Netflix grabs award-winning doc “Bellas de Noche”

Netflix grabs award-winning doc “Bellas de Noche”

PanARMENIAN.Net - Vying for a top award at the Los Cabos Int’l Film Festival’s Mexico First competition with her maiden docu-feature “Bellas de Noche” (“Beauties of the Night”), Maria Jose Cuevas comes with prizes and top festival berths already under her belt.

After participating in Los Cabos’ Work in Progress program last year, her docu screened at the Ambulante and Telluride film fests after which Netflix snapped it up before it participated in Toronto, Variety reports. Exhibition grandee Cinepolis plans to release it in late November, after which it rolls out on Netflix, most likely in February.

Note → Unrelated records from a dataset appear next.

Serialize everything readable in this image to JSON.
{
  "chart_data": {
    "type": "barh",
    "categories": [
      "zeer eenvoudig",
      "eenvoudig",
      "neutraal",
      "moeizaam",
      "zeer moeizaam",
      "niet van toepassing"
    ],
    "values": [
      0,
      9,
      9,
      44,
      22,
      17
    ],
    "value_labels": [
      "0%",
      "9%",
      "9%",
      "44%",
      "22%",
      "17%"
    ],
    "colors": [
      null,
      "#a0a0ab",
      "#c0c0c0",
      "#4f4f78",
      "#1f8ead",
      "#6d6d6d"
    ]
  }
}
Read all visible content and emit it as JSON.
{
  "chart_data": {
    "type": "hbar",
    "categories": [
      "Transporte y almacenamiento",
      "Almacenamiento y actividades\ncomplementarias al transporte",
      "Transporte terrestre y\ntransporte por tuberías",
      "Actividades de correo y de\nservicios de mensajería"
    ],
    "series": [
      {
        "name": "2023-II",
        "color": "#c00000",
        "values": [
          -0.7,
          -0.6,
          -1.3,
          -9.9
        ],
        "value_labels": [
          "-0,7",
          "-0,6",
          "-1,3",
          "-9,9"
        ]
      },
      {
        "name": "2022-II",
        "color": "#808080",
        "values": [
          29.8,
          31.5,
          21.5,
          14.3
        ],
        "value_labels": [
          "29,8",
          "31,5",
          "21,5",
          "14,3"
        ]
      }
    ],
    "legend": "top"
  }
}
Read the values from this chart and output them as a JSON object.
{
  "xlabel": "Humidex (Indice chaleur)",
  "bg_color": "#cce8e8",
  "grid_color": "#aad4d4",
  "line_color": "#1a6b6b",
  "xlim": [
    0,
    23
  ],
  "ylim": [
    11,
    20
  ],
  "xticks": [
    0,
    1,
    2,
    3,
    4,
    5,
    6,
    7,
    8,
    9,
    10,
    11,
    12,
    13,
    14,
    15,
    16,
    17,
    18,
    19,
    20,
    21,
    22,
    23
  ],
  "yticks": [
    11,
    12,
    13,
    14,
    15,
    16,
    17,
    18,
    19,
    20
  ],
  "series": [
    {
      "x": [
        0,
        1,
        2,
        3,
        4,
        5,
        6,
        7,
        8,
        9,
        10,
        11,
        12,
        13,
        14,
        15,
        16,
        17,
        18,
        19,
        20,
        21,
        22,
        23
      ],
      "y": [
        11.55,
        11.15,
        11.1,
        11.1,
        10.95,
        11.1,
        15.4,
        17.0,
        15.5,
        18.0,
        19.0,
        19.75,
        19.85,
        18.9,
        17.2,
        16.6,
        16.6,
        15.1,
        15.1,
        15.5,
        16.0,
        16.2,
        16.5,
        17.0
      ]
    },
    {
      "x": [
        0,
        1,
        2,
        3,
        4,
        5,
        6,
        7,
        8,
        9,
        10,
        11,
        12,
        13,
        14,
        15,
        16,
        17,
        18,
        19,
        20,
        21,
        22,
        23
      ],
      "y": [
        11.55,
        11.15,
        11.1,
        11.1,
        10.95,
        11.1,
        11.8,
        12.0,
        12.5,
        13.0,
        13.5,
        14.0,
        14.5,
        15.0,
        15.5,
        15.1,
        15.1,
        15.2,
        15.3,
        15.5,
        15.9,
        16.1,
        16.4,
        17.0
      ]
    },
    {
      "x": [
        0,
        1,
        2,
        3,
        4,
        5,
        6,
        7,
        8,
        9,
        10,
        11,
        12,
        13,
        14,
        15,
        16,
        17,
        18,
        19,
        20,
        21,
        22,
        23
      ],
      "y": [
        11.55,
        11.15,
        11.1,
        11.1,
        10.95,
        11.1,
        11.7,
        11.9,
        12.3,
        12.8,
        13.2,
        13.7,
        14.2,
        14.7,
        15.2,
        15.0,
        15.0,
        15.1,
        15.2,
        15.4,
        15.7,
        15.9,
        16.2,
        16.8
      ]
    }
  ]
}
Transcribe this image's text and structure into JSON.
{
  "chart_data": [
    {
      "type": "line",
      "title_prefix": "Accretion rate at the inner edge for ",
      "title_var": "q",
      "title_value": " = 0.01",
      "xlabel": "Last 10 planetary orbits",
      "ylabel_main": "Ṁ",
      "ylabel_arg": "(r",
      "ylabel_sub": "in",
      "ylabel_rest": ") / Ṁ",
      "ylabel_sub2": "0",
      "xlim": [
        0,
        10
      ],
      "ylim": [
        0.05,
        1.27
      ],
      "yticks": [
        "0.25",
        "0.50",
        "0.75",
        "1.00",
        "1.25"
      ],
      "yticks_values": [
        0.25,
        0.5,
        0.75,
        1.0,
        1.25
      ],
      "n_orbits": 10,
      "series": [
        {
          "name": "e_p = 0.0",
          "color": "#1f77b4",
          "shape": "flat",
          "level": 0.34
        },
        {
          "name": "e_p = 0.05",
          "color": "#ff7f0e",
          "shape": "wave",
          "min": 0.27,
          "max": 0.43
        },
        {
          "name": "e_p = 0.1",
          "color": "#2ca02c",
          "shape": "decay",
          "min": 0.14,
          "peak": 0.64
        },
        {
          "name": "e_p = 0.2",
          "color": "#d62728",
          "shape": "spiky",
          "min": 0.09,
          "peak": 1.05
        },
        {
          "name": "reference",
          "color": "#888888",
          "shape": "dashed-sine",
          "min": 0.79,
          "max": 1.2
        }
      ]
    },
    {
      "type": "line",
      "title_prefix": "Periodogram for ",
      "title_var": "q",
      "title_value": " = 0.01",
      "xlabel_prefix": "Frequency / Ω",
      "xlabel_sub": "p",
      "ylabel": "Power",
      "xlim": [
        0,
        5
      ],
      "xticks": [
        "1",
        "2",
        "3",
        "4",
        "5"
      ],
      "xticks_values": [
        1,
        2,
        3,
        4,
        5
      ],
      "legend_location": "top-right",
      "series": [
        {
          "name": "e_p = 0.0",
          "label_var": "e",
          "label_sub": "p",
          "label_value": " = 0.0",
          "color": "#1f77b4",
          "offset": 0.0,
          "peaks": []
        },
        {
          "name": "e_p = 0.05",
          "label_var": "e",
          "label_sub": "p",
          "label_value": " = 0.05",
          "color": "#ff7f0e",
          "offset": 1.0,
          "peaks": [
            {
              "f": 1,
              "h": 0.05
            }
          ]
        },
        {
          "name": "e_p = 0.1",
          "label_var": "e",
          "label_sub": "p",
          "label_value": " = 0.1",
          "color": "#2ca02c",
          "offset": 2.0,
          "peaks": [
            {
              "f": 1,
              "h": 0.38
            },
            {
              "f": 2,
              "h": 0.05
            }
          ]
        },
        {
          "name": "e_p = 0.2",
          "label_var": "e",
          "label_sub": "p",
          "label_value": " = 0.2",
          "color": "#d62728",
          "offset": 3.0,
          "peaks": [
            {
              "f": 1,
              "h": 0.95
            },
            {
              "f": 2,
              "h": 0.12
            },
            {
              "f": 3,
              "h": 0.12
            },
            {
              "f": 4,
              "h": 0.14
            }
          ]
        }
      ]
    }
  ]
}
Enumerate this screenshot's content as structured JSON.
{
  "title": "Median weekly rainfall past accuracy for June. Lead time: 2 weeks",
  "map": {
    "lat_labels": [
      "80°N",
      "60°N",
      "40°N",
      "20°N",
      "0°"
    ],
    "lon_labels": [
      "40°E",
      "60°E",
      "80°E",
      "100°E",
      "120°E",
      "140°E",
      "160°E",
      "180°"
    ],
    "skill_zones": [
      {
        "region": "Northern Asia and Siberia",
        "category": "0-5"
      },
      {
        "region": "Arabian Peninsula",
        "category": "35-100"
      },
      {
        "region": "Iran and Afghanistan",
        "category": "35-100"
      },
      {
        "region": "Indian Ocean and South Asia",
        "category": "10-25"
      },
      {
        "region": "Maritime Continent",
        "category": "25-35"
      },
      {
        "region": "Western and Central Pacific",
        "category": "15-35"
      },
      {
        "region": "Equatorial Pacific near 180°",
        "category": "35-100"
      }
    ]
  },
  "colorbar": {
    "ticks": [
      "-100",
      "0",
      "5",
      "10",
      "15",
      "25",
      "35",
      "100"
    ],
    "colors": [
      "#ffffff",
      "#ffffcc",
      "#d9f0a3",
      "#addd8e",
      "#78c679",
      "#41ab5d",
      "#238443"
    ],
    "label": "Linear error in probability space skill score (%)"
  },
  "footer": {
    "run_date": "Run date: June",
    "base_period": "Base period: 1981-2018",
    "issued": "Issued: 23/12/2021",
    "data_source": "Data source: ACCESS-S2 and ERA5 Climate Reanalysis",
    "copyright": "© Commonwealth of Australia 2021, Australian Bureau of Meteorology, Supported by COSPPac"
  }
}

At the Morelia Int’l Film Fest in October, “Bellas de Noche” won best documentary, the Premio Guerrero Press Award and best documentary by a woman, the latter an apt win given the subject matter of her docu: In “Bellas de Noche,” Cuevas explores the past and present lives of Mexico City’s showgirls, pop culture celebrities in the ‘70s and ‘80s.

A graphic designer, photographer and video artist, Cuevas was about 10 years old when her father, a famous painter, took her to cabarets and into the dressing rooms of these showgirls. After meeting one of her docu subjects, Princess Yamal, 10 years ago, she was inspired to interview more of them and start researching for her docu, which she produced along with Cinepantera and Detalle Films.

“The massive 1985 earthquake in Mexico City destroyed these cabarets, which were never rebuilt, so they are the last generation of these showgirls,” said Cuevas. She filmed some 180 hours of film, gaining the confidence and trust of her five subjects, one of whom, Lyn May, will attend Los Cabos.

“Thanks to my privileged access to them, I feel I learned how to celebrate life; understand what gives life meaning and makes us alive,” she mused. She credits her sister, video artist Ximena Cuevas, for skillfully editing her doc. “She’s the only one who understood me completely and what direction I wanted to take,” she said.

Her next docu will deal with something even closer to home: her father Jose Luis Cuevas whose young wife has isolated him from everyone, including his family. But that is just the takeoff point of her main theme, mental manipulation.

“What I like are portraits of human beings; to explore the human condition, discover and understand it.”